NEBENSACHEN AUS MADRID VON REINER WANDLER
: Schweigen oder streiten

ZWEISAMKEIT IM URLAUB LÄUFT NICHT – ZUR FREUDE DER SCHEIDUNGSANWÄLTE, DIE IM HERBST ABKASSIEREN

Endlich ist Sommer. So mancher in Spanien reibt sich die Hände. Das Geschäft läuft auf Hochtouren: bei den Strandbudenbesitzern, Kellnern, Reiseführern und den Scheidungsanwälten. In Spanien ziehen jeden Tag 400 Paare vor den Kadi, um ihrer Beziehung ein Ende zu setzen. Nach dem Sommerurlaub, im September, steigt die Zahl der Scheidungen um 30 Prozent. Im einst katholischsten Land Westeuropas, wo die Scheidung erst seit 1981 möglich ist, werden pro Jahr fast so viele Paare richterlich gelöst, wie Standesamt und Kirche zusammenführen.

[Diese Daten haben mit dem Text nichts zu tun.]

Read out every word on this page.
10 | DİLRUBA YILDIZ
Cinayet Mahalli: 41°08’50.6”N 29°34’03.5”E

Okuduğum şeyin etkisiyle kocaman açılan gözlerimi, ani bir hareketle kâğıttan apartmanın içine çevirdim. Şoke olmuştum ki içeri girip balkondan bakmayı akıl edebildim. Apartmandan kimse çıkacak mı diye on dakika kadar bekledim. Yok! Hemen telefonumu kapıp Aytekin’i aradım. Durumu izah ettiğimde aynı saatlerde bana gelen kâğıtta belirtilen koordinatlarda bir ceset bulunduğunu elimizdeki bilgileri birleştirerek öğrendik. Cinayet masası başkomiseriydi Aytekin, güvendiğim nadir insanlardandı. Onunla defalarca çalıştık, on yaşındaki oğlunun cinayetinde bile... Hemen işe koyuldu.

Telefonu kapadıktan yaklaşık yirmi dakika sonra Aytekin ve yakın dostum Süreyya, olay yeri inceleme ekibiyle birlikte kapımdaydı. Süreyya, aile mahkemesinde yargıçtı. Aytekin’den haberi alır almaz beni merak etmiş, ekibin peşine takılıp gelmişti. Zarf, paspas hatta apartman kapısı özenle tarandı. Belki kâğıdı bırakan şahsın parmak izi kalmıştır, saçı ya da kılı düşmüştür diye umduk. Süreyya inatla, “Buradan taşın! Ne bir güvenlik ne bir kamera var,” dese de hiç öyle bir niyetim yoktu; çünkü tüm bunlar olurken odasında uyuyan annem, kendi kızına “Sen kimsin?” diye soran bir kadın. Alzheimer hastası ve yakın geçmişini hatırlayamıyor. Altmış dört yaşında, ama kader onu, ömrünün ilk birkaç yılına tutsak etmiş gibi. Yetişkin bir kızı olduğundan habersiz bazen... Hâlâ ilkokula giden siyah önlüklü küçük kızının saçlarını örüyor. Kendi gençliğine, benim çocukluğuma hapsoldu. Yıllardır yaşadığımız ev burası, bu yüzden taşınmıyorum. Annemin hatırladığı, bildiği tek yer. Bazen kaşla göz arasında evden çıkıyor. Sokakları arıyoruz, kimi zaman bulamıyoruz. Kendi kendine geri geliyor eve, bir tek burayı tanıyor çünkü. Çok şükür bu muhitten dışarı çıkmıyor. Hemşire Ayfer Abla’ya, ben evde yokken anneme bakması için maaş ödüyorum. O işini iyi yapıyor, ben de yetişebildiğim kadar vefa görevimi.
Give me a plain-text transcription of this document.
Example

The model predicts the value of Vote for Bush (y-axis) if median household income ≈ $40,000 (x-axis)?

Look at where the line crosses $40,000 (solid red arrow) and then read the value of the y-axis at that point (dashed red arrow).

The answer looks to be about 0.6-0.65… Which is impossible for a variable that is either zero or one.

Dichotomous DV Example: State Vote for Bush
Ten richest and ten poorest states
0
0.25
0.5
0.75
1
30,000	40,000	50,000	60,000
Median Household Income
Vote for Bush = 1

Sommerzeit ist Schweige- oder Streitzeit. Immer mehr Paare haben sich nichts zu sagen. Und sie können sich nicht darüber einigen, wo die angeblich schönsten Wochen des Jahres verbracht werden sollen. Die Strände füllen sich mit Familien. Sie mit den Kindern am Strand, er mit den Kumpels in der Bar, nachdem er frühmorgens Sonnenschirm und Liegestühlen einen Platz in der ersten Reihe gesichert hat. Bei den eher seltenen Auslandsreisen geben 95 Prozent unumwunden zu, dass der/die LebenspartnerIn nicht die ideale Begleitung ist. Die SpanierInnen bevorzugen Freunde oder Verwandte oder fahren gleich allein. 20 Prozent der Männer und 10 Prozent der Frauen, die es ins Ausland zieht, tun dies. Und wer die „bessere Hälfte“ nicht abschütteln kann, verreist in größeren Gruppen.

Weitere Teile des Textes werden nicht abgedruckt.